Sedangkan menurut saya, tak ada setengahnya perjalanan ini menunjukkan
ujungnya. Pelajaran pertama dalam dunia tracking, kalau guide bilang “ayo bang,
udah dekat kok” percayalah, ini hanya untuk menyenangkan hatimu saja, kawan! Dua
jam jalan naik turun bukit dan hutan, itu semua masuk dalam kategori “tidak
jauh lagi”.
Diantara lelah, letih, lesu, tapi
tidak ejakulasi dini, saya bersyukur. Akhirnya saya masuk hutan kebanggaan
dunia. Hutan Ketambe yang sudah menjadi Stasiun Pusat Riset Orangutan tertua di
dunia. Yups, walaupun saya tak bisa masuk ke pusat risetnya, tapi saya cukup
puas bisa melihat orangutan liar yang ada di pinggiran hutan Ketambe.
Mata Air Panas Yang Unik!
tetap bergaya dulu, walaupun dikaki banyak pacat! |
Setelah puas melihat orangutan
yang masih liar, saya tergiur kala Rajab mengajak kami untuk merasakan mandi
air panas yang terletak ditengah hutan dan di antara aliran air sungai. Nah,
jarang-jarangkan bisa mandi air panas langsung di sumbernya yang masih
benar-benar alami kan? Terlebih lagi letaknya unik. Sudah di tengah hutan, di
tengah aliran sungai pula! Iya, mata air panasnya itu ada di tengah-tengah
sungai. Penasaran? Sama. Saya juga!
Demi menuntaskan rasa penasaran
itu pula, saya menguatkan diri untuk terus melangkahkan kaki masuk lebih dalam ke hutan
Ketambe. Hutan yang sedari dulu menjadi primadona wisata ecotourism bagi turis luar
negeri. Awalnya saya sempat tak percaya saat Rajab mengatakan kalau nanti, di
tempat pemandian, akan banyak bule
yang mandi dan berkemah di sekitar air panas tersebut.

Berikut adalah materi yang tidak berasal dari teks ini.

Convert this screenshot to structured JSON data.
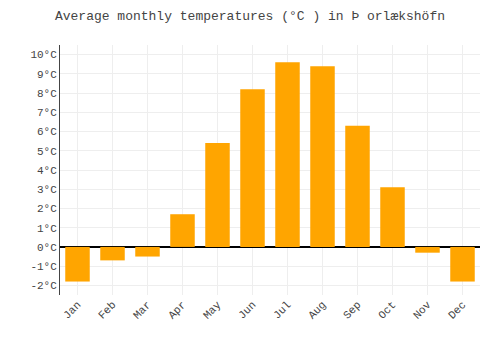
{
  "chart_data": {
    "type": "bar",
    "title": "Average monthly temperatures (°C ) in Þ orlækshöfn",
    "categories": [
      "Jan",
      "Feb",
      "Mar",
      "Apr",
      "May",
      "Jun",
      "Jul",
      "Aug",
      "Sep",
      "Oct",
      "Nov",
      "Dec"
    ],
    "values": [
      -1.8,
      -0.7,
      -0.5,
      1.7,
      5.4,
      8.2,
      9.6,
      9.4,
      6.3,
      3.1,
      -0.3,
      -1.8
    ],
    "color": "#FFA500",
    "ylim": [
      -2.5,
      10.5
    ],
    "yticks": [
      {
        "value": -2,
        "label": "-2°C"
      },
      {
        "value": -1,
        "label": "-1°C"
      },
      {
        "value": 0,
        "label": "0°C"
      },
      {
        "value": 1,
        "label": "1°C"
      },
      {
        "value": 2,
        "label": "2°C"
      },
      {
        "value": 3,
        "label": "3°C"
      },
      {
        "value": 4,
        "label": "4°C"
      },
      {
        "value": 5,
        "label": "5°C"
      },
      {
        "value": 6,
        "label": "6°C"
      },
      {
        "value": 7,
        "label": "7°C"
      },
      {
        "value": 8,
        "label": "8°C"
      },
      {
        "value": 9,
        "label": "9°C"
      },
      {
        "value": 10,
        "label": "10°C"
      }
    ],
    "grid": true
  }
}
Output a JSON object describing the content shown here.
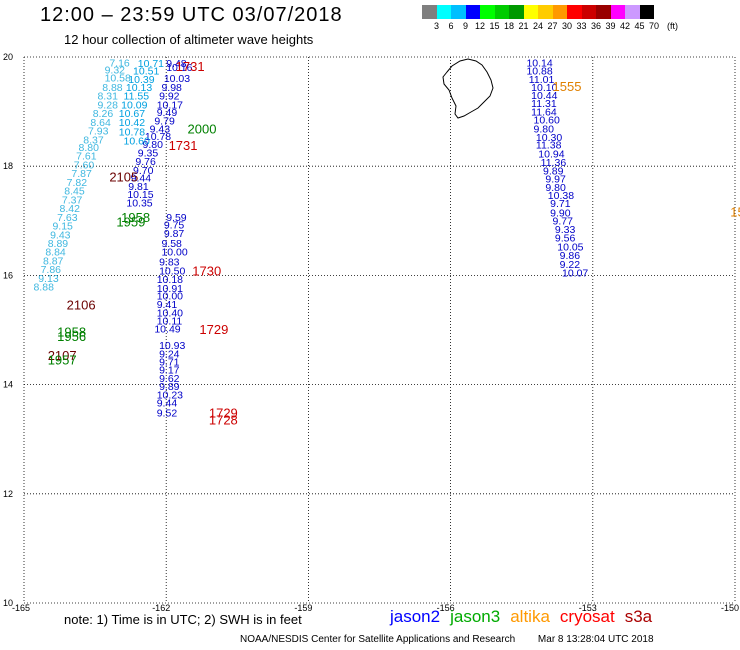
{
  "header": {
    "title": "12:00 – 23:59 UTC 03/07/2018",
    "subtitle": "12 hour collection of altimeter wave heights"
  },
  "colorbar": {
    "colors": [
      "#7f7f7f",
      "#00ffff",
      "#00bfff",
      "#0000ff",
      "#00ff00",
      "#00cc00",
      "#009900",
      "#ffff00",
      "#ffcc00",
      "#ff9900",
      "#ff0000",
      "#cc0000",
      "#990000",
      "#ff00ff",
      "#cc99ff",
      "#000000"
    ],
    "labels": [
      "3",
      "6",
      "9",
      "12",
      "15",
      "18",
      "21",
      "24",
      "27",
      "30",
      "33",
      "36",
      "39",
      "42",
      "45",
      "70",
      "(ft)"
    ]
  },
  "map": {
    "lon_ticks": [
      "-165",
      "-162",
      "-159",
      "-156",
      "-153",
      "-150"
    ],
    "lat_ticks": [
      "20",
      "18",
      "16",
      "14",
      "12",
      "10"
    ],
    "lon_range": [
      -165,
      -150
    ],
    "lat_range": [
      10,
      20
    ],
    "grid": "dotted",
    "coastline": "Island of Hawaii (Big Island)",
    "tracks": [
      {
        "satellite": "jason2",
        "color": "#0000c8",
        "points": [
          {
            "lon": -162.0,
            "lat": 19.82,
            "v": "9.48"
          },
          {
            "lon": -162.0,
            "lat": 19.74,
            "v": "10.16"
          },
          {
            "lon": -162.05,
            "lat": 19.54,
            "v": "10.03"
          },
          {
            "lon": -162.1,
            "lat": 19.38,
            "v": "9.98"
          },
          {
            "lon": -162.15,
            "lat": 19.22,
            "v": "9.92"
          },
          {
            "lon": -162.2,
            "lat": 19.06,
            "v": "10.17"
          },
          {
            "lon": -162.2,
            "lat": 18.92,
            "v": "9.49"
          },
          {
            "lon": -162.25,
            "lat": 18.76,
            "v": "9.79"
          },
          {
            "lon": -162.35,
            "lat": 18.62,
            "v": "9.43"
          },
          {
            "lon": -162.45,
            "lat": 18.48,
            "v": "10.78"
          },
          {
            "lon": -162.5,
            "lat": 18.33,
            "v": "9.80"
          },
          {
            "lon": -162.6,
            "lat": 18.18,
            "v": "9.35"
          },
          {
            "lon": -162.65,
            "lat": 18.02,
            "v": "9.76"
          },
          {
            "lon": -162.7,
            "lat": 17.86,
            "v": "9.70"
          },
          {
            "lon": -162.75,
            "lat": 17.72,
            "v": "9.44"
          },
          {
            "lon": -162.8,
            "lat": 17.56,
            "v": "9.81"
          },
          {
            "lon": -162.82,
            "lat": 17.42,
            "v": "10.15"
          },
          {
            "lon": -162.84,
            "lat": 17.26,
            "v": "10.35"
          },
          {
            "lon": -162.0,
            "lat": 17.0,
            "v": "9.59"
          },
          {
            "lon": -162.05,
            "lat": 16.86,
            "v": "9.75"
          },
          {
            "lon": -162.05,
            "lat": 16.7,
            "v": "9.87"
          },
          {
            "lon": -162.1,
            "lat": 16.52,
            "v": "9.58"
          },
          {
            "lon": -162.1,
            "lat": 16.36,
            "v": "10.00"
          },
          {
            "lon": -162.15,
            "lat": 16.18,
            "v": "9.83"
          },
          {
            "lon": -162.15,
            "lat": 16.02,
            "v": "10.50"
          },
          {
            "lon": -162.2,
            "lat": 15.86,
            "v": "10.18"
          },
          {
            "lon": -162.2,
            "lat": 15.7,
            "v": "10.91"
          },
          {
            "lon": -162.2,
            "lat": 15.56,
            "v": "10.00"
          },
          {
            "lon": -162.2,
            "lat": 15.4,
            "v": "9.41"
          },
          {
            "lon": -162.2,
            "lat": 15.25,
            "v": "10.40"
          },
          {
            "lon": -162.2,
            "lat": 15.1,
            "v": "10.11"
          },
          {
            "lon": -162.25,
            "lat": 14.95,
            "v": "10.49"
          },
          {
            "lon": -162.15,
            "lat": 14.65,
            "v": "10.93"
          },
          {
            "lon": -162.15,
            "lat": 14.5,
            "v": "9.24"
          },
          {
            "lon": -162.15,
            "lat": 14.35,
            "v": "9.71"
          },
          {
            "lon": -162.15,
            "lat": 14.2,
            "v": "9.17"
          },
          {
            "lon": -162.15,
            "lat": 14.05,
            "v": "9.62"
          },
          {
            "lon": -162.15,
            "lat": 13.9,
            "v": "9.89"
          },
          {
            "lon": -162.2,
            "lat": 13.75,
            "v": "10.23"
          },
          {
            "lon": -162.2,
            "lat": 13.6,
            "v": "9.44"
          },
          {
            "lon": -162.2,
            "lat": 13.42,
            "v": "9.52"
          },
          {
            "lon": -154.4,
            "lat": 19.83,
            "v": "10.14"
          },
          {
            "lon": -154.4,
            "lat": 19.68,
            "v": "10.88"
          },
          {
            "lon": -154.35,
            "lat": 19.52,
            "v": "11.01"
          },
          {
            "lon": -154.3,
            "lat": 19.38,
            "v": "10.10"
          },
          {
            "lon": -154.3,
            "lat": 19.23,
            "v": "10.44"
          },
          {
            "lon": -154.3,
            "lat": 19.08,
            "v": "11.31"
          },
          {
            "lon": -154.3,
            "lat": 18.93,
            "v": "11.64"
          },
          {
            "lon": -154.25,
            "lat": 18.78,
            "v": "10.60"
          },
          {
            "lon": -154.25,
            "lat": 18.62,
            "v": "9.80"
          },
          {
            "lon": -154.2,
            "lat": 18.46,
            "v": "10.30"
          },
          {
            "lon": -154.2,
            "lat": 18.32,
            "v": "11.38"
          },
          {
            "lon": -154.15,
            "lat": 18.16,
            "v": "10.94"
          },
          {
            "lon": -154.1,
            "lat": 18.0,
            "v": "11.36"
          },
          {
            "lon": -154.05,
            "lat": 17.85,
            "v": "9.89"
          },
          {
            "lon": -154.0,
            "lat": 17.7,
            "v": "9.97"
          },
          {
            "lon": -154.0,
            "lat": 17.55,
            "v": "9.80"
          },
          {
            "lon": -153.95,
            "lat": 17.4,
            "v": "10.38"
          },
          {
            "lon": -153.9,
            "lat": 17.25,
            "v": "9.71"
          },
          {
            "lon": -153.9,
            "lat": 17.08,
            "v": "9.90"
          },
          {
            "lon": -153.85,
            "lat": 16.93,
            "v": "9.77"
          },
          {
            "lon": -153.8,
            "lat": 16.78,
            "v": "9.33"
          },
          {
            "lon": -153.8,
            "lat": 16.62,
            "v": "9.56"
          },
          {
            "lon": -153.75,
            "lat": 16.46,
            "v": "10.05"
          },
          {
            "lon": -153.7,
            "lat": 16.3,
            "v": "9.86"
          },
          {
            "lon": -153.7,
            "lat": 16.14,
            "v": "9.22"
          },
          {
            "lon": -153.65,
            "lat": 15.98,
            "v": "10.07"
          }
        ]
      },
      {
        "satellite": "jason2 (near-track cluster)",
        "color": "#00a0e0",
        "points": [
          {
            "lon": -162.6,
            "lat": 19.82,
            "v": "10.71"
          },
          {
            "lon": -162.7,
            "lat": 19.68,
            "v": "10.51"
          },
          {
            "lon": -162.8,
            "lat": 19.52,
            "v": "10.39"
          },
          {
            "lon": -162.85,
            "lat": 19.38,
            "v": "10.13"
          },
          {
            "lon": -162.9,
            "lat": 19.22,
            "v": "11.55"
          },
          {
            "lon": -162.95,
            "lat": 19.06,
            "v": "10.09"
          },
          {
            "lon": -163.0,
            "lat": 18.9,
            "v": "10.67"
          },
          {
            "lon": -163.0,
            "lat": 18.74,
            "v": "10.42"
          },
          {
            "lon": -163.0,
            "lat": 18.56,
            "v": "10.78"
          },
          {
            "lon": -162.9,
            "lat": 18.4,
            "v": "10.60"
          }
        ]
      },
      {
        "satellite": "jason3",
        "color": "#40b8e0",
        "points": [
          {
            "lon": -163.2,
            "lat": 19.83,
            "v": "7.16"
          },
          {
            "lon": -163.3,
            "lat": 19.7,
            "v": "9.32"
          },
          {
            "lon": -163.3,
            "lat": 19.55,
            "v": "10.58"
          },
          {
            "lon": -163.35,
            "lat": 19.38,
            "v": "8.88"
          },
          {
            "lon": -163.45,
            "lat": 19.22,
            "v": "8.31"
          },
          {
            "lon": -163.45,
            "lat": 19.06,
            "v": "9.28"
          },
          {
            "lon": -163.55,
            "lat": 18.9,
            "v": "8.26"
          },
          {
            "lon": -163.6,
            "lat": 18.74,
            "v": "8.64"
          },
          {
            "lon": -163.65,
            "lat": 18.58,
            "v": "7.93"
          },
          {
            "lon": -163.75,
            "lat": 18.42,
            "v": "8.37"
          },
          {
            "lon": -163.85,
            "lat": 18.28,
            "v": "8.80"
          },
          {
            "lon": -163.9,
            "lat": 18.12,
            "v": "7.61"
          },
          {
            "lon": -163.95,
            "lat": 17.96,
            "v": "7.60"
          },
          {
            "lon": -164.0,
            "lat": 17.8,
            "v": "7.87"
          },
          {
            "lon": -164.1,
            "lat": 17.64,
            "v": "7.82"
          },
          {
            "lon": -164.15,
            "lat": 17.48,
            "v": "8.45"
          },
          {
            "lon": -164.2,
            "lat": 17.32,
            "v": "7.37"
          },
          {
            "lon": -164.25,
            "lat": 17.16,
            "v": "8.42"
          },
          {
            "lon": -164.3,
            "lat": 17.0,
            "v": "7.63"
          },
          {
            "lon": -164.4,
            "lat": 16.84,
            "v": "9.15"
          },
          {
            "lon": -164.45,
            "lat": 16.68,
            "v": "9.43"
          },
          {
            "lon": -164.5,
            "lat": 16.52,
            "v": "8.89"
          },
          {
            "lon": -164.55,
            "lat": 16.36,
            "v": "8.84"
          },
          {
            "lon": -164.6,
            "lat": 16.2,
            "v": "8.87"
          },
          {
            "lon": -164.65,
            "lat": 16.04,
            "v": "7.86"
          },
          {
            "lon": -164.7,
            "lat": 15.88,
            "v": "9.13"
          },
          {
            "lon": -164.8,
            "lat": 15.72,
            "v": "8.88"
          }
        ]
      }
    ],
    "pass_times": [
      {
        "text": "1731",
        "color": "#cc0000",
        "lon": -161.8,
        "lat": 19.74
      },
      {
        "text": "2000",
        "color": "#008000",
        "lon": -161.55,
        "lat": 18.6
      },
      {
        "text": "1731",
        "color": "#cc0000",
        "lon": -161.95,
        "lat": 18.3
      },
      {
        "text": "2105",
        "color": "#6b0000",
        "lon": -163.2,
        "lat": 17.72
      },
      {
        "text": "1958",
        "color": "#008000",
        "lon": -162.95,
        "lat": 16.98
      },
      {
        "text": "1959",
        "color": "#008000",
        "lon": -163.05,
        "lat": 16.9
      },
      {
        "text": "1730",
        "color": "#cc0000",
        "lon": -161.45,
        "lat": 16.0
      },
      {
        "text": "2106",
        "color": "#6b0000",
        "lon": -164.1,
        "lat": 15.38
      },
      {
        "text": "1729",
        "color": "#cc0000",
        "lon": -161.3,
        "lat": 14.93
      },
      {
        "text": "1958",
        "color": "#008000",
        "lon": -164.3,
        "lat": 14.88
      },
      {
        "text": "1956",
        "color": "#008000",
        "lon": -164.3,
        "lat": 14.8
      },
      {
        "text": "2107",
        "color": "#6b0000",
        "lon": -164.5,
        "lat": 14.45
      },
      {
        "text": "1957",
        "color": "#008000",
        "lon": -164.5,
        "lat": 14.37
      },
      {
        "text": "1729",
        "color": "#cc0000",
        "lon": -161.1,
        "lat": 13.4
      },
      {
        "text": "1728",
        "color": "#cc0000",
        "lon": -161.1,
        "lat": 13.27
      },
      {
        "text": "1555",
        "color": "#e08000",
        "lon": -153.85,
        "lat": 19.38
      },
      {
        "text": "15",
        "color": "#e08000",
        "lon": -150.1,
        "lat": 17.08
      }
    ]
  },
  "note": "note:  1) Time is in UTC;  2) SWH is in feet",
  "legend": [
    {
      "label": "jason2",
      "color": "#0000ff"
    },
    {
      "label": "jason3",
      "color": "#00aa00"
    },
    {
      "label": "altika",
      "color": "#ff9900"
    },
    {
      "label": "cryosat",
      "color": "#ff0000"
    },
    {
      "label": "s3a",
      "color": "#aa0000"
    }
  ],
  "footer": {
    "agency": "NOAA/NESDIS Center for Satellite Applications and Research",
    "timestamp": "Mar  8 13:28:04 UTC 2018"
  }
}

tenda bila kamu akhirnya menginap di dalam hutan |
Bule, iya,, itu bule sedang merenung |
Beruntung, tepat tengah hari,
kami akhirnya tiba di lokasi yang dimaksud. Uap air panas memenuhi hampir
seluruh permukaan air sungai yang mengalir cukup deras. Bau belerang menyeruak
menembus hidung mancung ini. Sesekali, saya harus mengelap lensa kacamata yang
dipenuhi oleh uap air panas. Bukan, saya bukan terharu karena akhirnya tiba
juga di tengah hutan.
Bekal nasi kami buka, memamah
biak menjadi agenda pertama kali yang kami lakukan. Maklum, perut lapar tak
bisa membuatmu berpikir jernih. Apalagi beberapa bule tersenyum manja kepadamu. Duh.. Gusti... istriku di rumah… semoga
saya tak khilaf.
beberapa bule sedang balik ke peginapan mereka |
Tepat seperti apa yang
diceritakan oleh Rajab dan Romi, kalau air panas ini unik. Mata airnya yang
berada ditengah aliran sungai membuat perpaduan yang luar biasa. Tak ada
dinding semen, tak ada kamar ganti, tak ada kamar bilas, semuanya hanya engkau
dan alam liar. Wonderful!
Jujur, saya menjadi kemaruk. Saking
kemaruknya, saya lupa, kalau saya tak bawa baju ganti. Pun jangan Tanya dimana
celana ganti saya. Jeans coklat yang saya pakai itu menjadi korbannya. Dari pada
harus menyesal dikemudian hari, bukan? Lebih baik terlanjur basah.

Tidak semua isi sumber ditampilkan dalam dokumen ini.